Just the tip of the Iceberg! #11171

colin-rogers-dbt · 2024-12-19T21:34:35Z

colin-rogers-dbt
Dec 19, 2024
Maintainer

At Coalesce 2024, we announced that we dipped our toes into the Iceberg-filled waters by adding support for materializing your models in Snowflake’s Managed Iceberg catalog in dbt-snowflake. Today we want to put forward another milestone in better supporting the dbt Community in leveraging this brave new world of Iceberg through catalogs.

Setting the scene

If you are reading this, most likely you are already familiar with the concept of “catalogs” (and even unknowingly may already be using one) but just in case , we will disambiguate what we mean here. Broadly speaking, when we say “catalogs,” we are referring to services like Glue Data Catalog or anything that implements Iceberg REST. These services provide a warehouse-agnostic interface for managing data in object storage.

But this is not just a story about supporting a new technology but a new paradigm where dbt is aware of catalogs and how best to leverage them in the context of your warehouse-of-choice.

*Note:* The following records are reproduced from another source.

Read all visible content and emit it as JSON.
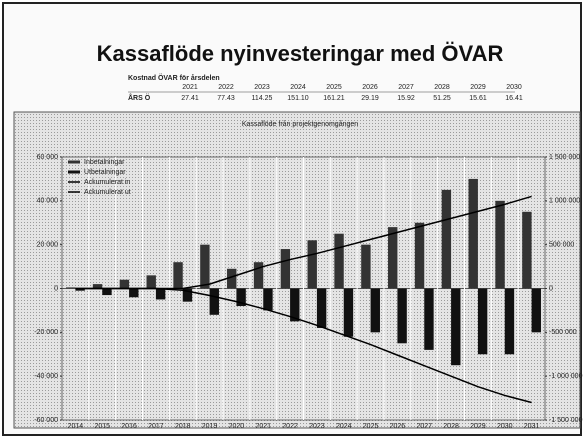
{
  "slide_title": "Kassaflöde nyinvesteringar med ÖVAR",
  "table": {
    "title": "Kostnad ÖVAR för årsdelen",
    "row_label": "ÅRS Ö",
    "years": [
      "2021",
      "2022",
      "2023",
      "2024",
      "2025",
      "2026",
      "2027",
      "2028",
      "2029",
      "2030"
    ],
    "values": [
      "27.41",
      "77.43",
      "114.25",
      "151.10",
      "161.21",
      "29.19",
      "15.92",
      "51.25",
      "15.61",
      "16.41"
    ]
  },
  "chart_data": {
    "type": "bar",
    "title": "Kassaflöde från projektgenomgången",
    "categories": [
      "2014",
      "2015",
      "2016",
      "2017",
      "2018",
      "2019",
      "2020",
      "2021",
      "2022",
      "2023",
      "2024",
      "2025",
      "2026",
      "2027",
      "2028",
      "2029",
      "2030",
      "2031"
    ],
    "series": [
      {
        "name": "Inbetalningar",
        "color": "#333333",
        "values": [
          500,
          2000,
          4000,
          6000,
          12000,
          20000,
          9000,
          12000,
          18000,
          22000,
          25000,
          20000,
          28000,
          30000,
          45000,
          50000,
          40000,
          35000
        ]
      },
      {
        "name": "Utbetalningar",
        "color": "#111111",
        "values": [
          -1000,
          -3000,
          -4000,
          -5000,
          -6000,
          -12000,
          -8000,
          -10000,
          -15000,
          -18000,
          -22000,
          -20000,
          -25000,
          -28000,
          -35000,
          -30000,
          -30000,
          -20000
        ]
      },
      {
        "name": "Ackumulerat in",
        "color": "#000000",
        "axis": "y2",
        "line": true,
        "values": [
          0,
          0,
          0,
          0,
          0,
          50000,
          150000,
          250000,
          330000,
          400000,
          480000,
          560000,
          640000,
          720000,
          800000,
          880000,
          960000,
          1050000
        ]
      },
      {
        "name": "Ackumulerat ut",
        "color": "#000000",
        "axis": "y2",
        "line": true,
        "values": [
          0,
          0,
          0,
          0,
          -20000,
          -80000,
          -150000,
          -230000,
          -320000,
          -420000,
          -530000,
          -640000,
          -760000,
          -880000,
          -1000000,
          -1120000,
          -1220000,
          -1300000
        ]
      }
    ],
    "ylim": [
      -60000,
      60000
    ],
    "yticks": [
      {
        "value": 60000,
        "label": "60 000"
      },
      {
        "value": 40000,
        "label": "40 000"
      },
      {
        "value": 20000,
        "label": "20 000"
      },
      0,
      {
        "value": -20000,
        "label": "-20 000"
      },
      {
        "value": -40000,
        "label": "-40 000"
      },
      {
        "value": -60000,
        "label": "-60 000"
      }
    ],
    "y2lim": [
      -1500000,
      1500000
    ],
    "y2ticks": [
      {
        "value": 1500000,
        "label": "1 500 000"
      },
      {
        "value": 1000000,
        "label": "1 000 000"
      },
      {
        "value": 500000,
        "label": "500 000"
      },
      0,
      {
        "value": -500000,
        "label": "-500 000"
      },
      {
        "value": -1000000,
        "label": "-1 000 000"
      },
      {
        "value": -1500000,
        "label": "-1 500 000"
      }
    ],
    "grid": true
  }
}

In this paradigm it’s important to bear in mind what a catalog does and does not do:

It does not store the data itself → It does know where the data lives
It does not query data → it does expose APIs to perform queries on the metadata
It does maintain a logical representation of an object and schemas that contain them
It can manage access and permission controls

To be clear, we aren’t committing to a table format, catalog protocol or technology. Instead, we believe the approach of writing data to a platform-agnostic storage layer and registering with a similarly agnostic catalog service will play an important part of the Analytics Development Lifecycle (ADLC)moving forward. The technology we use to accomplish that is an implementation detail. Iceberg is just the first test of this framework but the industry will decide what to standardize on.

Getting down to business…

Our first steps in supporting Iceberg focused on extending our existing model-level configuration to support using new table formats. The next step on this journey is to elevate catalogs to be first class citizens in dbt.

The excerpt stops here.